Я всегда какие-то куски добавляю в режиссерский сценарий. Хотя мне безумно нравится то, что Рената пишет. Но Ренатина история возможна для меня как одна из "трех историй", а как целое кино — ее для меня не хватает, я начинаю задыхаться, мне нужна ложка дегтя. Я начинаю каких-то старушек в фильм пихать. И ей нравится это, но в то же время она чувствует какое-то...
— Чуждое?
— Не то чтобы чуждое. Ей это нравится как искусство, но вместе с тем ей хочется быть в кадре примадонной, дивой, царить на всем протяжении. А я тоже хочу, чтобы она царила, но мне кажется, она будет царственнее по контрасту, если рядом с ней посадить какого-нибудь уродца.
Когда я написала режиссерский сценарий, Антипов начал мне посылать факсы: "С кадра такого-то по такой-то — убрать. Это — изъять". Потом звонит мне: "Ну как вы отреагировали на мою просьбу?" Говорю: "Я ностальгически отреагировала, мне показалось, что это мне Павленок прислал" (Борис Павленок — в 70-е годы заместитель председателя Госкино.— Ъ). А он: "Ну, может быть, Павленок в чем-то был и прав". Я проглотила, потом он приехал, я думала, что он пошел на попятный, нет, он продолжал выдвигать свои требования категорически, по-голливудски. Я сказала: "А пошел ты, не хочу, сам снимай, иди к черту". И так мы ссорились два дня. Рената при этом присутствовала, но как бы и отсутствовала. Заходила и говорила: "Ага, вы разговариваете о сценарии. Я пошла". То есть она была в трансе каком-то, в отключении.
При Павленке контакты с чиновниками были вначале и в конце, но бывали и длительные периоды, когда они были там, в Москве или в Киеве, а ты на съемке. А так он здесь, в Одессе, и я поняла, что это будет ад, что он все время будет рядом и будет меня мучить. Понимаете? И поэтому мне пришлось с ним поссориться. Хотя это крах для меня всяческий: материальный, моральный, творческий. И они уехали. Потом Рената мне позвонила и дрожащим голосом говорила: "Я так люблю вас, Кира, и Сашу люблю, но Саша то, а вы то..." Я говорю: "Ну и что же вы хотите?" Она: "Все хотят, чтобы вы работали, и я буду для вас что-то искать". Я говорю: "Ну ладно, спасибо, что позвонили. Я очень рада слышать ваш голос". На этом мы... больше не общаемся.
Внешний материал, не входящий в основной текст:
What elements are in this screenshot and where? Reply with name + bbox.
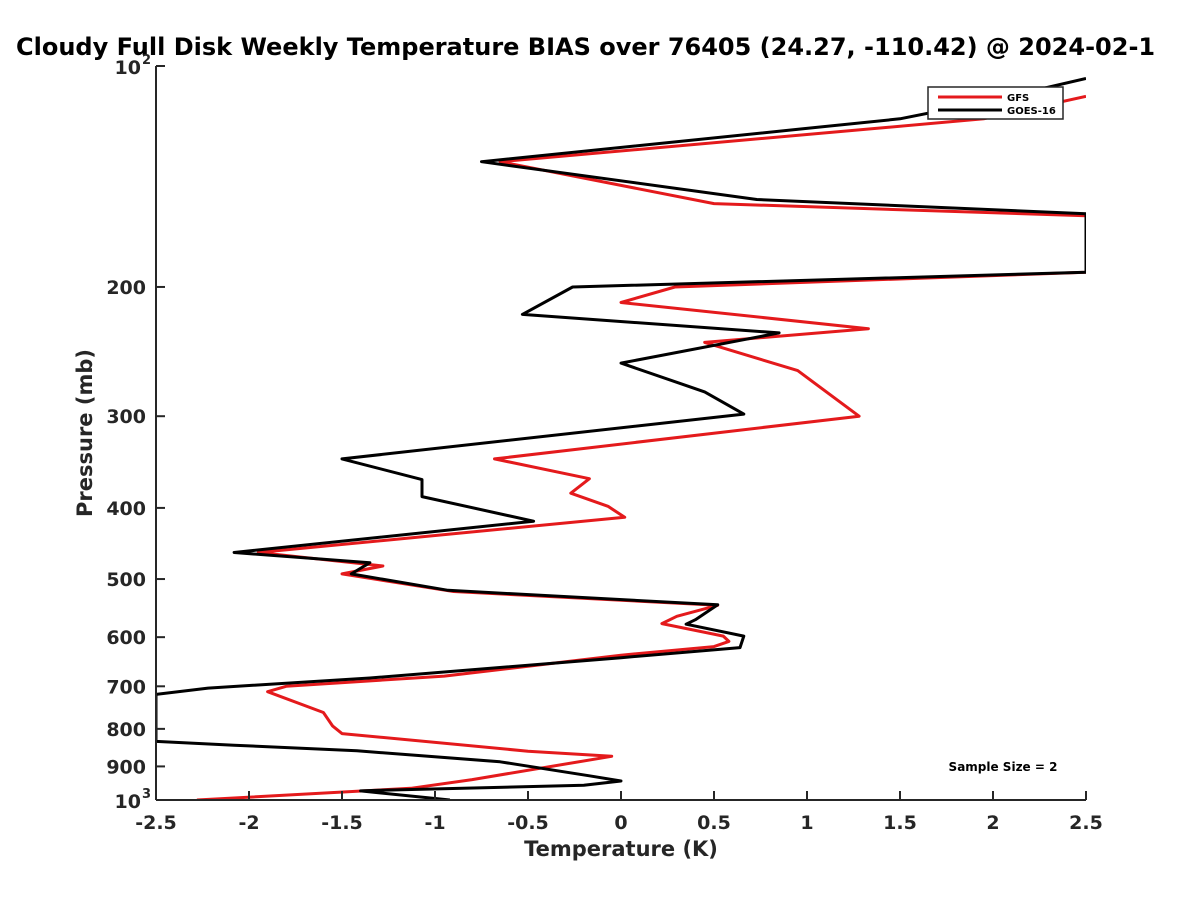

Всякая история должна иметь начало, середину и конец. Люди ведь сходятся какой-то своей общностью, потом они начинают открываться другими свойствами, которые их ставят в определенные разлучающие ситуации. И потом, мне кажется, ей самой надо снимать. Получится, не получится — не важно, она ведь прекрасный сценарист, попробовать нужно. В общем, это нормальный ход вещей, у меня нет никаких претензий. Я понимаю все, что с ней происходит и произошло. Но и со мной что происходит и произошло — я тоже все понимаю.
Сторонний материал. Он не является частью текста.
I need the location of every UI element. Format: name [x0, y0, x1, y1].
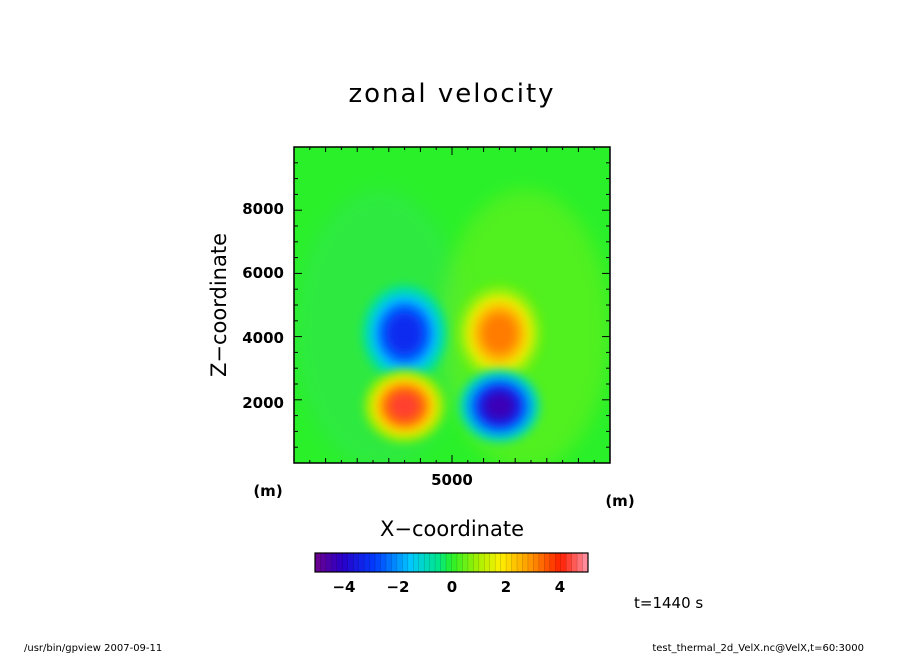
heatmap-cell [481, 312, 518, 355]
y-unit-label: (m) [253, 482, 282, 500]
colorbar-cell [467, 553, 474, 572]
colorbar-tick-label: −2 [386, 578, 409, 596]
chart-title: zonal velocity [348, 79, 555, 109]
colorbar-cell [577, 553, 584, 572]
colorbar [315, 553, 589, 572]
colorbar-cell [336, 553, 343, 572]
colorbar-cell [353, 553, 360, 572]
colorbar-cell [446, 553, 452, 572]
colorbar-cell [413, 553, 420, 572]
colorbar-tick-label: 2 [501, 578, 511, 596]
colorbar-cell [511, 553, 518, 572]
time-label: t=1440 s [634, 594, 703, 612]
colorbar-cell [456, 553, 463, 572]
colorbar-cell [347, 553, 354, 572]
x-axis-label: X−coordinate [380, 517, 524, 541]
colorbar-cell [484, 553, 491, 572]
colorbar-cell [429, 553, 436, 572]
colorbar-cell [407, 553, 414, 572]
colorbar-cell [402, 553, 409, 572]
colorbar-cell [440, 553, 447, 572]
heatmap-cell [388, 391, 421, 421]
heatmap-cell [386, 312, 423, 355]
footer-left: /usr/bin/gpview 2007-09-11 [24, 643, 162, 654]
colorbar-cell [555, 553, 562, 572]
y-tick-label-4000: 4000 [242, 329, 284, 347]
colorbar-tick-label: 0 [447, 578, 457, 596]
y-tick-label-6000: 6000 [242, 264, 284, 282]
colorbar-cell [522, 553, 529, 572]
heatmap-features [362, 285, 542, 443]
colorbar-tick-label: −4 [332, 578, 355, 596]
colorbar-cell [325, 553, 332, 572]
colorbar-frame [314, 552, 589, 573]
colorbar-cell [462, 553, 469, 572]
heatmap-field [294, 147, 610, 463]
y-tick-label-2000: 2000 [242, 394, 284, 412]
colorbar-cell [369, 553, 376, 572]
colorbar-cell [391, 553, 398, 572]
colorbar-cell [538, 553, 545, 572]
colorbar-cell [566, 553, 573, 572]
colorbar-cell [495, 553, 502, 572]
colorbar-cell [320, 553, 327, 572]
heatmap-blob [457, 285, 542, 382]
colorbar-cell [533, 553, 540, 572]
colorbar-cell [560, 553, 567, 572]
colorbar-cell [478, 553, 485, 572]
colorbar-cell [396, 553, 403, 572]
colorbar-cell [342, 553, 349, 572]
x-tick-label-5000: 5000 [431, 471, 473, 489]
colorbar-cell [424, 553, 431, 572]
y-tick-label-8000: 8000 [242, 200, 284, 218]
colorbar-tick-label: 4 [555, 578, 565, 596]
colorbar-cell [380, 553, 387, 572]
colorbar-cell [451, 553, 458, 572]
colorbar-cell [331, 553, 338, 572]
colorbar-cell [544, 553, 551, 572]
x-unit-label: (m) [605, 492, 634, 510]
colorbar-cell [500, 553, 507, 572]
colorbar-cell [506, 553, 513, 572]
y-axis-label: Z−coordinate [207, 233, 231, 377]
colorbar-cell [571, 553, 578, 572]
colorbar-cell [489, 553, 496, 572]
axis-ticks [294, 147, 610, 463]
colorbar-cell [364, 553, 371, 572]
colorbar-cell [549, 553, 556, 572]
colorbar-cell [418, 553, 425, 572]
colorbar-cell [517, 553, 523, 572]
colorbar-cell [527, 553, 534, 572]
heatmap-blob [362, 285, 447, 382]
heatmap-cell [483, 391, 516, 421]
colorbar-cell [375, 553, 382, 572]
colorbar-cell [582, 553, 589, 572]
colorbar-cell [473, 553, 480, 572]
colorbar-cell [385, 553, 392, 572]
colorbar-cell [315, 553, 321, 572]
colorbar-cell [435, 553, 442, 572]
colorbar-cell [358, 553, 365, 572]
heatmap-blob [459, 370, 540, 443]
heatmap-blob [364, 370, 445, 443]
footer-right: test_thermal_2d_VelX.nc@VelX,t=60:3000 [652, 643, 864, 654]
— Антипов — типичный продюсер?
— Что Антипов? Ко всякому человеку, который может достать деньги, я испытываю, не смейтесь, культовое отношение. Точно так же я отношусь к операторам, я их просто боготворю, им доступно то, что недоступно мне,— техника превращения реальности в призрак, то есть фиксации на пленке. Так же я отношусь к продюсерам. И если даже он мне противен потому, что так поступил, ну и что из этого?
— Этот сценарий был связан с "Тремя историями"?
— Да, ведь на самом деле историй было написано больше. И мы решили объединить еще две истории и сделать из них фильм. Две женщины, две убийцы, одна как бы добрая, другая злая, злая — Фаина, добрая — Клавдия.
— Это Рената должна была играть и кто-то другой?
— Да, и кто-то другой.
— Очень жалко.
— Ну, сейчас я как бы уже другим занимаюсь.
— Чем, если не секрет?
— А одной из этих историй. Мы удлинили ее.
— И нашли возможности реализовать?
— Здесь, в Киеве, я встретилась с одним продюсером, и еще есть другая, московская женщина. Об этом пока не хочется говорить, потому что фильм не запущен, нет окончательной веры, хотя все вроде говорят: "Да, да". Фильм собирались запустить уже в июле, но не получилось, а потом пошел кризис. Так что все это еще не происходит в реальности. Больше такие... хорошие разговоры. Посмотрим.